VCE - MSCI Canada Index ETF
*Management fee .09%
MER .69% (2011)*


----------



## GoldStone (Mar 6, 2011)

webber22 said:


> I bet the reason is since most have very low assets, the mer's are high.


You don't need to bet.  They disclose the reasons in prospectus. Footnote from Page 30:



> Management expense ratio is based on total expenses (excluding commissions and other portfolio transaction costs) *for the period of November 30, 2011 to December 31, 2011* and is expressed as an annualized percentage of the daily average NAV during this period. The reported management expense ratio for this period includes expenses incurred in relation to the implementation of the Existing Vanguard ETF’s IRC during the two months prior to the Existing Vanguard ETF’s launch. These “accrued” costs were then applied to the Existing Vanguard ETF’s relatively modest level of average net assets during their one month of operation in 2011. The result is an abnormally high management expense ratio.
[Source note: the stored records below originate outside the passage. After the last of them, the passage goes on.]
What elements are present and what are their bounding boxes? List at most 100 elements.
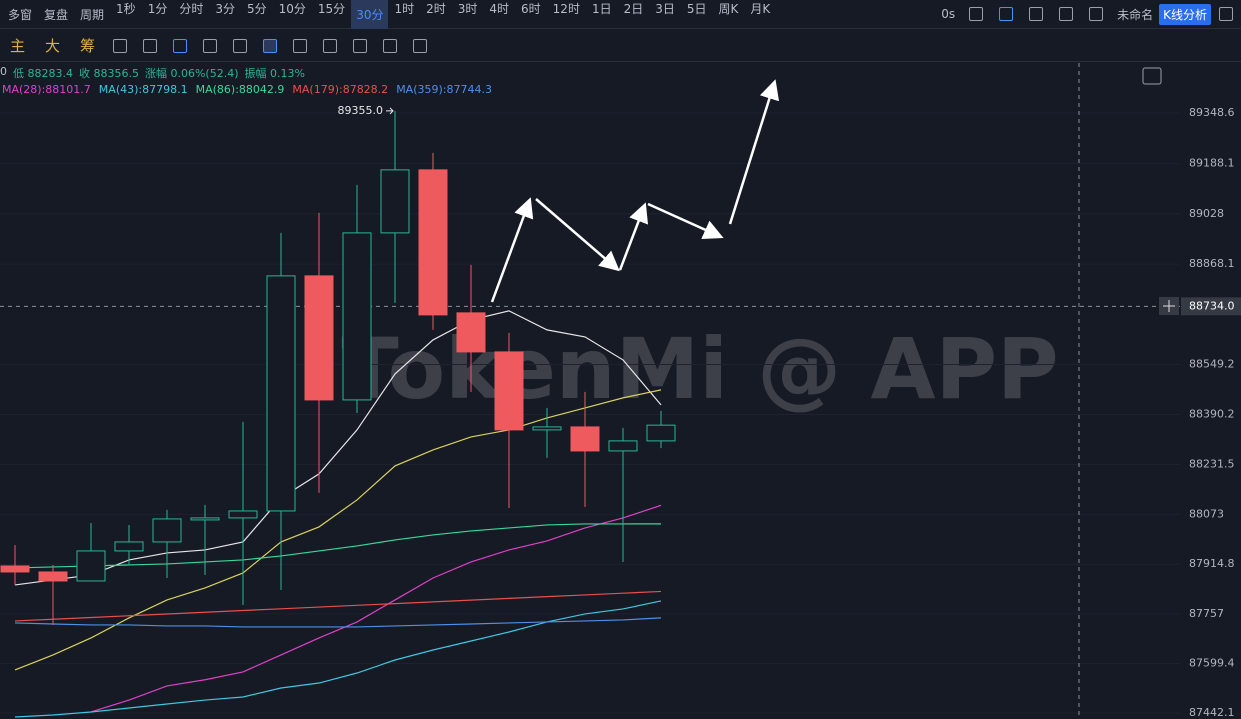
indicator-button[interactable]: 筹 xyxy=(80,37,96,55)
toolbar-button[interactable]: 复盘 xyxy=(44,7,69,22)
y-tick-label: 88549.2 xyxy=(1189,357,1235,370)
interval-button[interactable]: 3时 xyxy=(457,1,478,16)
camera-icon[interactable] xyxy=(969,7,984,21)
candle-body xyxy=(114,541,144,552)
interval-button[interactable]: 2日 xyxy=(623,1,644,16)
legend-entry: MA(43):87798.1 xyxy=(98,83,188,96)
indicator-button[interactable]: 主 xyxy=(10,37,26,55)
legend-entry: MA(86):88042.9 xyxy=(195,83,285,96)
info-item: 低 88283.4 xyxy=(13,67,73,80)
candle-body xyxy=(418,169,448,316)
interval-button[interactable]: 4时 xyxy=(489,1,510,16)
ma-line xyxy=(14,600,662,718)
interval-button[interactable]: 5分 xyxy=(246,1,267,16)
interval-list: 1秒 1分 分时 3分 5分 10分 15分 30分 1时 2时 3时 4时 6时 12时 1日 2日 3日 5日… xyxy=(110,0,776,29)
interval-button[interactable]: 1秒 xyxy=(116,1,136,16)
window-icon[interactable] xyxy=(1029,7,1044,21)
tool-icon[interactable] xyxy=(203,38,218,53)
y-tick-label: 89028 xyxy=(1189,207,1224,220)
tool-icon[interactable] xyxy=(293,38,308,53)
candle-body xyxy=(0,565,30,573)
crosshair-label-bg xyxy=(1181,297,1241,316)
y-tick-label: 89188.1 xyxy=(1189,156,1235,169)
ma-line xyxy=(14,590,662,622)
y-tick-label: 87442.1 xyxy=(1189,706,1235,719)
candle-body xyxy=(38,571,68,582)
candle-body xyxy=(494,351,524,431)
y-tick-label: 89348.6 xyxy=(1189,106,1235,119)
tool-icon[interactable] xyxy=(113,38,128,53)
legend-entry: MA(359):87744.3 xyxy=(396,83,492,96)
fullscreen-icon[interactable] xyxy=(1142,67,1162,85)
tool-icon[interactable] xyxy=(263,38,278,53)
tool-icon[interactable] xyxy=(413,38,428,53)
interval-button[interactable]: 2时 xyxy=(426,1,446,16)
pen-icon[interactable] xyxy=(999,7,1014,21)
ma-line xyxy=(14,389,662,671)
max-arrow xyxy=(386,107,394,115)
info-item: 振幅 0.13% xyxy=(244,67,305,80)
interval-button[interactable]: 3日 xyxy=(655,1,675,16)
interval-button[interactable]: 6时 xyxy=(521,1,541,16)
interval-button[interactable]: 周K xyxy=(718,1,739,16)
candle-body xyxy=(342,232,372,401)
y-tick-label: 87757 xyxy=(1189,607,1224,620)
tool-icon[interactable] xyxy=(233,38,248,53)
toolbar-button[interactable]: 周期 xyxy=(80,7,105,22)
indicator-button[interactable]: 大 xyxy=(45,37,61,55)
candle-body xyxy=(304,275,334,401)
ma-legend: MA(28):88101.7 MA(43):87798.1 MA(86):88042… xyxy=(2,83,492,96)
tool-icon[interactable] xyxy=(173,38,188,53)
interval-button[interactable]: 30分 xyxy=(351,0,389,29)
candle-body xyxy=(570,426,600,452)
settings-icon[interactable] xyxy=(1059,7,1074,21)
watermark: TokenMi @ APP xyxy=(341,320,1058,418)
interval-button[interactable]: 月K xyxy=(750,1,771,16)
candle-body xyxy=(380,169,410,234)
info-row: 0 低 88283.4 收 88356.5 涨幅 0.06%(52.4) 振幅 0.13… xyxy=(0,65,305,81)
toolbar-button[interactable]: 多窗 xyxy=(8,7,33,22)
info-item: 涨幅 0.06%(52.4) xyxy=(144,67,239,80)
candle-body xyxy=(266,275,296,512)
analysis-button[interactable]: K线分析 xyxy=(1159,3,1211,25)
interval-button[interactable]: 5日 xyxy=(686,1,707,16)
drawn-arrows xyxy=(490,79,780,303)
interval-button[interactable]: 1分 xyxy=(147,1,168,16)
tool-icon[interactable] xyxy=(383,38,398,53)
tool-icon[interactable] xyxy=(143,38,158,53)
candle-body xyxy=(76,550,106,582)
ma-line xyxy=(90,504,662,713)
interval-button[interactable]: 1时 xyxy=(394,1,415,16)
top-toolbar: 多窗 复盘 周期 1秒 1分 分时 3分 5分 10分 15分 30分 1时 2时 3时 4时 6时 12… xyxy=(0,0,1241,29)
interval-button[interactable]: 10分 xyxy=(278,1,306,16)
candle-body xyxy=(190,517,220,521)
y-tick-label: 88868.1 xyxy=(1189,257,1235,270)
interval-button[interactable]: 15分 xyxy=(317,1,346,16)
countdown: 0s xyxy=(941,7,956,21)
candle-body xyxy=(456,312,486,353)
interval-button[interactable]: 分时 xyxy=(179,1,204,16)
ma-line xyxy=(14,617,662,628)
ma-line xyxy=(14,310,662,586)
share-icon[interactable] xyxy=(1219,7,1233,21)
tool-icon[interactable] xyxy=(353,38,368,53)
layout-name[interactable]: 未命名 xyxy=(1117,7,1154,22)
candle-body xyxy=(608,440,638,452)
candle-body xyxy=(152,518,182,543)
tool-icon[interactable] xyxy=(323,38,338,53)
max-label: 89355.0 xyxy=(338,104,384,117)
info-item: 0 xyxy=(0,65,7,78)
interval-button[interactable]: 12时 xyxy=(552,1,580,16)
interval-button[interactable]: 3分 xyxy=(215,1,235,16)
info-item: 收 88356.5 xyxy=(78,67,139,80)
candle-body xyxy=(646,424,676,442)
y-tick-label: 88073 xyxy=(1189,507,1224,520)
legend-entry: MA(28):88101.7 xyxy=(2,83,91,96)
drawing-toolbar: 主 大 筹 xyxy=(0,30,1241,62)
interval-button[interactable]: 1日 xyxy=(591,1,612,16)
expand-icon[interactable] xyxy=(1089,7,1104,21)
y-tick-label: 88231.5 xyxy=(1189,458,1235,471)
y-tick-label: 88390.2 xyxy=(1189,408,1235,421)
In the future, as the IRC accrual period matches the Vanguard ETF’s operational period and as assets in each Vanguard ETF increase, the Manager expects the management expense ratio to decline.


https://www.vanguardcanada.ca/documents/literature/CanadaProspEN.pdf

Commissions and other portfolio transaction costs are never included in MER. They are part of TER - Total Expense Ratio.


----------